The three apparent vice presidential finalists are all regulars on the Fox circuit. Since President Joe Biden’s inauguration, Scott has made at least 141 appearances on Fox’s weekday shows, while Vance has been interviewed at least 130 times, according to Media Matters’ database. Burgum has a relatively paltry 40 — but 39 of them came after he launched his presidential campaign in June 2023, and he reportedly has the support of Fox founder Rupert Murdoch.
Vance, meanwhile, was one of the four Republican nominees for U.S. Senate that Fox’s prime-time lineup effectively hand-picked in 2022 (the other three all lost their general election fights).
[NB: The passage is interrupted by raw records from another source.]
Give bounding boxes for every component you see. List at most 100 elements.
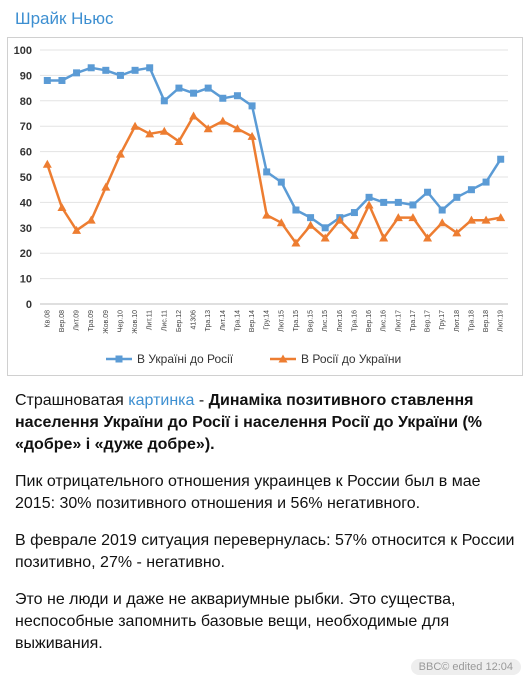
x-tick-label: Вер.18: [483, 310, 490, 332]
data-point: [175, 84, 183, 92]
legend-marker: [115, 355, 123, 363]
data-point: [248, 102, 256, 110]
data-point: [452, 228, 462, 237]
x-tick-label: Кв.08: [44, 310, 51, 328]
x-tick-label: Тра.09: [88, 310, 95, 332]
data-point: [145, 129, 155, 138]
data-point: [101, 182, 111, 191]
x-tick-label: Лис.15: [322, 310, 329, 332]
x-tick-label: Тра.13: [205, 310, 212, 332]
x-tick-label: Лит.11: [147, 310, 154, 330]
data-point: [73, 69, 81, 77]
data-point: [247, 131, 257, 140]
data-point: [263, 168, 271, 176]
post-meta: BBC© edited 12:04: [410, 659, 521, 675]
data-point: [424, 188, 432, 196]
x-tick-label: Бер.12: [176, 310, 183, 332]
data-point: [364, 200, 374, 209]
text-prefix: Страшноватая: [15, 392, 129, 409]
data-point: [190, 89, 198, 97]
x-tick-label: Вер.08: [59, 310, 66, 332]
data-point: [203, 124, 213, 133]
x-tick-label: Лит.14: [220, 310, 227, 331]
x-tick-label: Тра.17: [410, 310, 417, 332]
data-point: [262, 210, 272, 219]
data-point: [437, 218, 447, 227]
data-point: [189, 111, 199, 120]
data-point: [497, 155, 505, 163]
y-tick-label: 20: [20, 248, 32, 260]
image-link[interactable]: картинка: [128, 392, 195, 409]
x-tick-label: Тра.16: [351, 310, 358, 332]
data-point: [306, 220, 316, 229]
series-line: [46, 114, 501, 245]
data-point: [409, 201, 417, 209]
data-point: [42, 159, 52, 168]
data-point: [482, 178, 490, 186]
data-point: [380, 198, 388, 206]
data-point: [159, 126, 169, 135]
data-point: [218, 116, 228, 125]
x-tick-label: Лют.15: [278, 310, 285, 332]
data-point: [233, 92, 241, 100]
data-point: [466, 215, 476, 224]
y-tick-label: 10: [20, 274, 32, 286]
data-point: [453, 193, 461, 201]
post-body: Страшноватая картинка - Динаміка позитив…: [15, 390, 515, 670]
x-tick-label: Гру.17: [439, 310, 446, 330]
y-tick-label: 0: [26, 299, 32, 311]
x-tick-label: Лют.17: [395, 310, 402, 332]
x-tick-label: Вер.14: [249, 310, 256, 332]
data-point: [131, 66, 139, 74]
data-point: [394, 198, 402, 206]
y-tick-label: 40: [20, 197, 32, 209]
y-tick-label: 100: [14, 45, 32, 57]
legend-marker: [278, 354, 288, 363]
channel-name[interactable]: Шрайк Ньюс: [15, 9, 114, 28]
legend-label: В Україні до Росії: [137, 352, 234, 366]
data-point: [277, 178, 285, 186]
y-tick-label: 80: [20, 96, 32, 108]
text-separator: -: [194, 392, 209, 409]
data-point: [57, 202, 67, 211]
data-point: [307, 214, 315, 222]
data-point: [379, 233, 389, 242]
data-point: [86, 215, 96, 224]
data-point: [115, 149, 125, 158]
data-point: [467, 186, 475, 194]
y-tick-label: 30: [20, 223, 32, 235]
post-paragraph-4: Это не люди и даже не аквариумные рыбки.…: [15, 591, 456, 652]
post-paragraph-1: Страшноватая картинка - Динаміка позитив…: [15, 390, 515, 456]
data-point: [438, 206, 446, 214]
data-point: [496, 213, 506, 222]
chart-image[interactable]: 0 10 20 30 40 50 60 70 80 90 100 Кв.08 Вер.08 Лит.09 Т…: [7, 37, 523, 376]
post-paragraph-2: Пик отрицательного отношения украинцев к…: [15, 473, 481, 512]
data-point: [335, 215, 345, 224]
y-tick-label: 50: [20, 172, 32, 184]
data-point: [116, 71, 124, 79]
x-tick-label: Тра.15: [293, 310, 300, 332]
x-tick-label: Лют.19: [498, 310, 505, 332]
data-point: [393, 213, 403, 222]
data-point: [204, 84, 212, 92]
data-point: [423, 233, 433, 242]
x-tick-label: Гру.14: [264, 310, 271, 330]
x-tick-label: Чер.10: [117, 310, 124, 332]
data-point: [232, 124, 242, 133]
line-chart: 0 10 20 30 40 50 60 70 80 90 100 Кв.08 Вер.08 Лит.09 Т…: [14, 45, 508, 366]
data-point: [292, 206, 300, 214]
x-tick-label: Вер.16: [366, 310, 373, 332]
x-tick-label: Лит.09: [74, 310, 81, 331]
data-point: [43, 76, 51, 84]
x-tick-label: Лис.11: [161, 310, 168, 331]
x-tick-label: 41306: [191, 310, 198, 330]
post-paragraph-3: В феврале 2019 ситуация перевернулась: 5…: [15, 532, 515, 571]
data-point: [276, 218, 286, 227]
chart-caption: Динаміка позитивного ставлення населення…: [15, 392, 483, 453]
data-point: [320, 233, 330, 242]
data-point: [219, 94, 227, 102]
y-tick-label: 70: [20, 121, 32, 133]
x-tick-label: Вер.15: [308, 310, 315, 332]
data-point: [350, 209, 358, 217]
legend-label: В Росії до України: [301, 352, 401, 366]
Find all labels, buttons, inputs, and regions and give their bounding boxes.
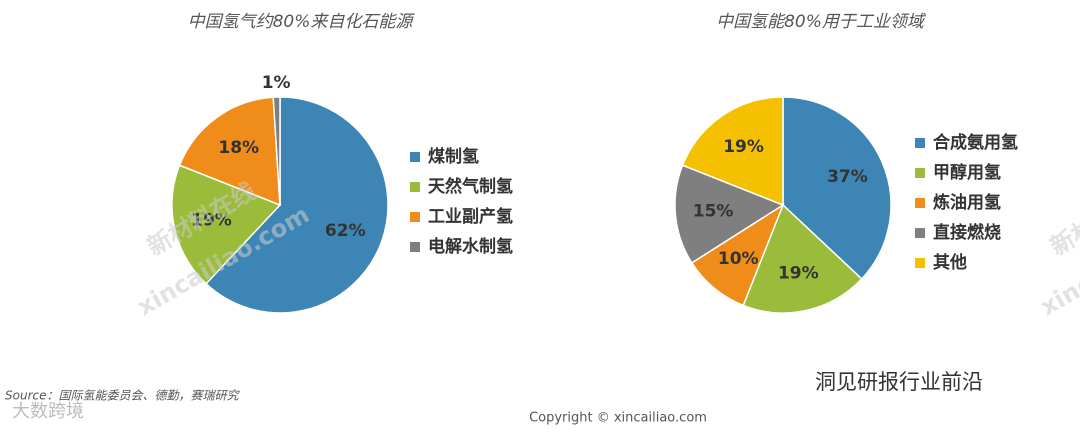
legend-label: 天然气制氢 — [428, 176, 513, 197]
legend-label: 直接燃烧 — [933, 222, 1001, 243]
slice-label: 19% — [778, 264, 819, 284]
slice-label: 19% — [191, 210, 232, 230]
legend-label: 其他 — [933, 252, 967, 273]
legend-label: 合成氨用氢 — [933, 132, 1018, 153]
legend-swatch — [410, 152, 420, 162]
pie-slice — [272, 96, 281, 206]
legend-swatch — [915, 258, 925, 268]
watermark: xincailiao.com — [1036, 200, 1080, 321]
slice-label: 15% — [693, 202, 734, 222]
slice-label: 1% — [262, 73, 291, 93]
slice-label: 62% — [325, 221, 366, 241]
watermark: 大数跨境 — [12, 401, 84, 422]
pie-slice — [681, 96, 784, 207]
slice-label: 19% — [723, 137, 764, 157]
slice-label: 18% — [218, 138, 259, 158]
source: Source：国际氢能委员会、德勤，赛瑞研究 — [5, 389, 240, 403]
legend-swatch — [410, 182, 420, 192]
legend-label: 甲醇用氢 — [933, 162, 1001, 183]
pie-slice — [674, 164, 785, 264]
legend-label: 煤制氢 — [428, 146, 479, 167]
legend-swatch — [410, 212, 420, 222]
watermark: 新材料在线 — [1046, 177, 1080, 261]
pie-slice — [782, 96, 892, 280]
legend-swatch — [915, 198, 925, 208]
slice-label: 10% — [718, 249, 759, 269]
legend-label: 工业副产氢 — [428, 206, 513, 227]
legend-swatch — [915, 168, 925, 178]
legend-label: 电解水制氢 — [428, 236, 513, 257]
legend-swatch — [410, 242, 420, 252]
legend-swatch — [915, 138, 925, 148]
slice-label: 37% — [827, 167, 868, 187]
chart-title: 中国氢能80%用于工业领域 — [716, 12, 927, 32]
legend-swatch — [915, 228, 925, 238]
legend-label: 炼油用氢 — [933, 192, 1001, 213]
wechat-label: 洞见研报行业前沿 — [815, 370, 983, 394]
pie-slice — [205, 96, 389, 314]
copyright: Copyright © xincailiao.com — [529, 411, 707, 426]
pie-slice — [178, 96, 281, 207]
chart-title: 中国氢气约80%来自化石能源 — [188, 12, 416, 32]
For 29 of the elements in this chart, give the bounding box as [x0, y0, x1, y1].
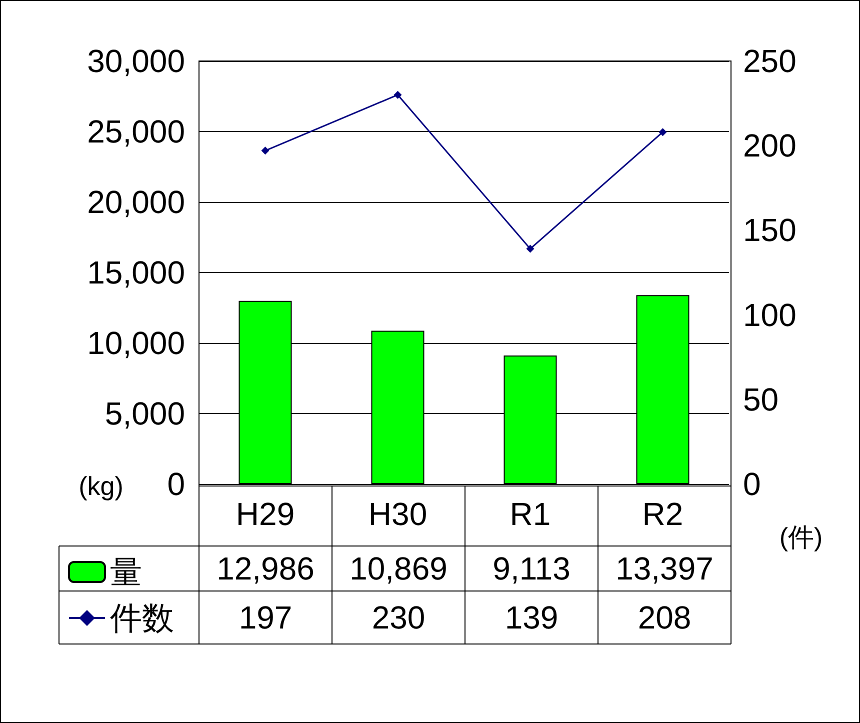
y-tick-label: 30,000 [87, 43, 185, 79]
y-axis-title: (kg) [78, 471, 124, 501]
data-label: 197 [238, 600, 292, 636]
y2-tick-label: 100 [743, 296, 796, 333]
y2-tick-label: 0 [743, 466, 761, 502]
legend-label: 件数 [110, 600, 174, 636]
legend-label: 量 [110, 554, 142, 590]
data-label: 230 [372, 600, 426, 636]
data-label: 12,986 [216, 550, 314, 586]
data-label: 9,113 [492, 550, 570, 586]
x-tick-label: R2 [642, 496, 684, 532]
y2-tick-label: 250 [743, 43, 796, 79]
data-label: 139 [504, 600, 558, 636]
y-tick-label: 20,000 [87, 184, 185, 220]
data-label: 10,869 [350, 550, 448, 586]
y-tick-label: 25,000 [87, 114, 185, 150]
y2-axis-title: (件) [779, 522, 823, 552]
y2-tick-label: 50 [743, 381, 779, 418]
y-tick-label: 5,000 [104, 396, 185, 432]
x-tick-label: H29 [236, 496, 295, 532]
y-tick-label: 0 [167, 466, 185, 502]
data-label: 208 [638, 600, 692, 636]
y-tick-label: 15,000 [87, 254, 185, 290]
data-label: 13,397 [616, 550, 714, 586]
x-tick-label: R1 [510, 496, 551, 532]
y-tick-label: 10,000 [87, 325, 185, 361]
x-tick-label: H30 [368, 496, 428, 532]
y2-tick-label: 200 [743, 128, 796, 164]
y2-tick-label: 150 [743, 212, 796, 248]
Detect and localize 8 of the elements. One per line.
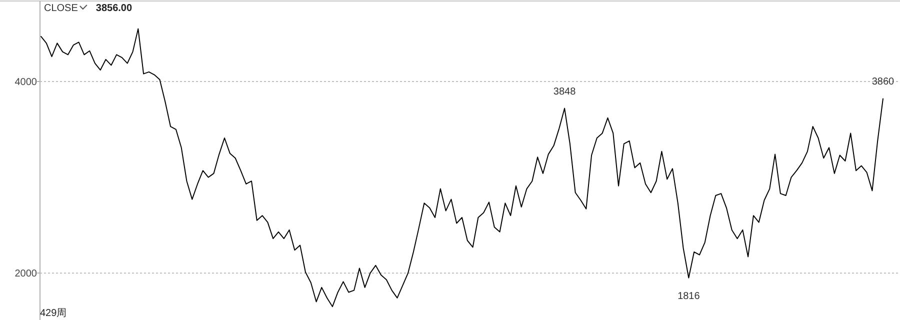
title: CLOSE — [44, 3, 78, 14]
annotation: 3856.00 — [96, 3, 132, 14]
annotation: 1816 — [678, 290, 700, 302]
annotation: 429周 — [40, 308, 67, 319]
annotation: 3848 — [553, 86, 576, 98]
y-tick-label: 4000 — [14, 77, 37, 88]
y-tick-label: 2000 — [14, 268, 37, 280]
annotation: 3860 — [872, 76, 894, 88]
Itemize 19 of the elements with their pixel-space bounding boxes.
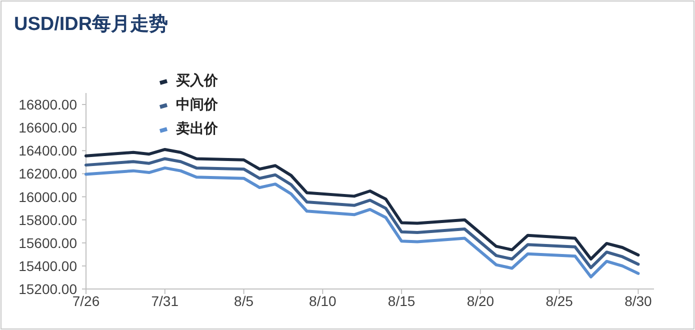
x-tick-label: 8/15 <box>388 293 416 309</box>
y-tick-label: 16000.00 <box>18 188 78 205</box>
legend-label: 中间价 <box>176 96 219 112</box>
legend-label: 卖出价 <box>176 120 219 136</box>
legend-label: 买入价 <box>176 72 219 88</box>
x-tick-label: 7/31 <box>151 293 179 309</box>
y-tick-label: 15800.00 <box>18 212 78 228</box>
y-tick-label: 16800.00 <box>18 96 78 113</box>
y-tick-label: 16600.00 <box>18 120 78 136</box>
x-tick-label: 8/20 <box>466 293 494 309</box>
x-tick-label: 8/25 <box>546 293 574 309</box>
x-tick-label: 8/10 <box>309 293 337 309</box>
y-tick-label: 16400.00 <box>18 142 78 159</box>
chart-title: USD/IDR每月走势 <box>14 13 168 35</box>
y-tick-label: 15400.00 <box>18 258 78 274</box>
x-tick-label: 8/5 <box>234 293 254 309</box>
x-tick-label: 8/30 <box>624 293 652 309</box>
y-tick-label: 15600.00 <box>18 234 78 251</box>
y-tick-label: 16200.00 <box>18 166 78 182</box>
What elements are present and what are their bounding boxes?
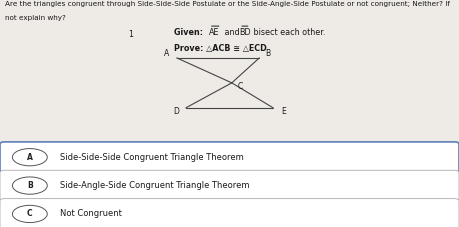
Text: E: E — [281, 107, 285, 116]
Text: AE: AE — [209, 28, 219, 37]
Text: A: A — [164, 49, 169, 58]
Text: not explain why?: not explain why? — [5, 15, 66, 21]
Text: Are the triangles congruent through Side-Side-Side Postulate or the Side-Angle-S: Are the triangles congruent through Side… — [5, 1, 449, 7]
Circle shape — [12, 205, 47, 222]
FancyBboxPatch shape — [0, 170, 459, 201]
Text: BD: BD — [239, 28, 251, 37]
Text: A: A — [27, 153, 33, 162]
FancyBboxPatch shape — [0, 142, 459, 173]
Text: 1: 1 — [129, 30, 134, 39]
FancyBboxPatch shape — [0, 199, 459, 227]
Text: C: C — [27, 210, 33, 218]
Circle shape — [12, 148, 47, 166]
Text: Prove: △ACB ≅ △ECD: Prove: △ACB ≅ △ECD — [174, 44, 267, 53]
Text: Side-Side-Side Congruent Triangle Theorem: Side-Side-Side Congruent Triangle Theore… — [60, 153, 243, 162]
Text: D: D — [173, 107, 179, 116]
Text: B: B — [265, 49, 270, 58]
Text: and: and — [222, 28, 242, 37]
Text: C: C — [237, 82, 243, 91]
Text: Side-Angle-Side Congruent Triangle Theorem: Side-Angle-Side Congruent Triangle Theor… — [60, 181, 249, 190]
Text: Given:: Given: — [174, 28, 206, 37]
Text: bisect each other.: bisect each other. — [251, 28, 325, 37]
Text: Not Congruent: Not Congruent — [60, 210, 122, 218]
Text: B: B — [27, 181, 33, 190]
Circle shape — [12, 177, 47, 194]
Vance became a Tucker Carlson favorite by reinventing himself from bestselling author who explained America’s hillbilly culture to the Aspen crowd and worried Trump could be “America’s Hitler” to hard-edged culture warrior who invokes the use of extra-constitutional measures.
But if Vance’s Fox & Friends interview is any indication, these sit-downs won’t provide voters with much in the way of critical information about the potential vice presidential nominees. Fox aired only 3 minutes and 43 seconds worth of edited discussion from Jones’ solo interview with Vance, with the senator fielding broad softball questions like “a J.D. Vance economy would look like what” and “what would you do to solve the border crisis” and explaining that Democrats “fear” him because his “biography” means they can’t say he “hates poor people.”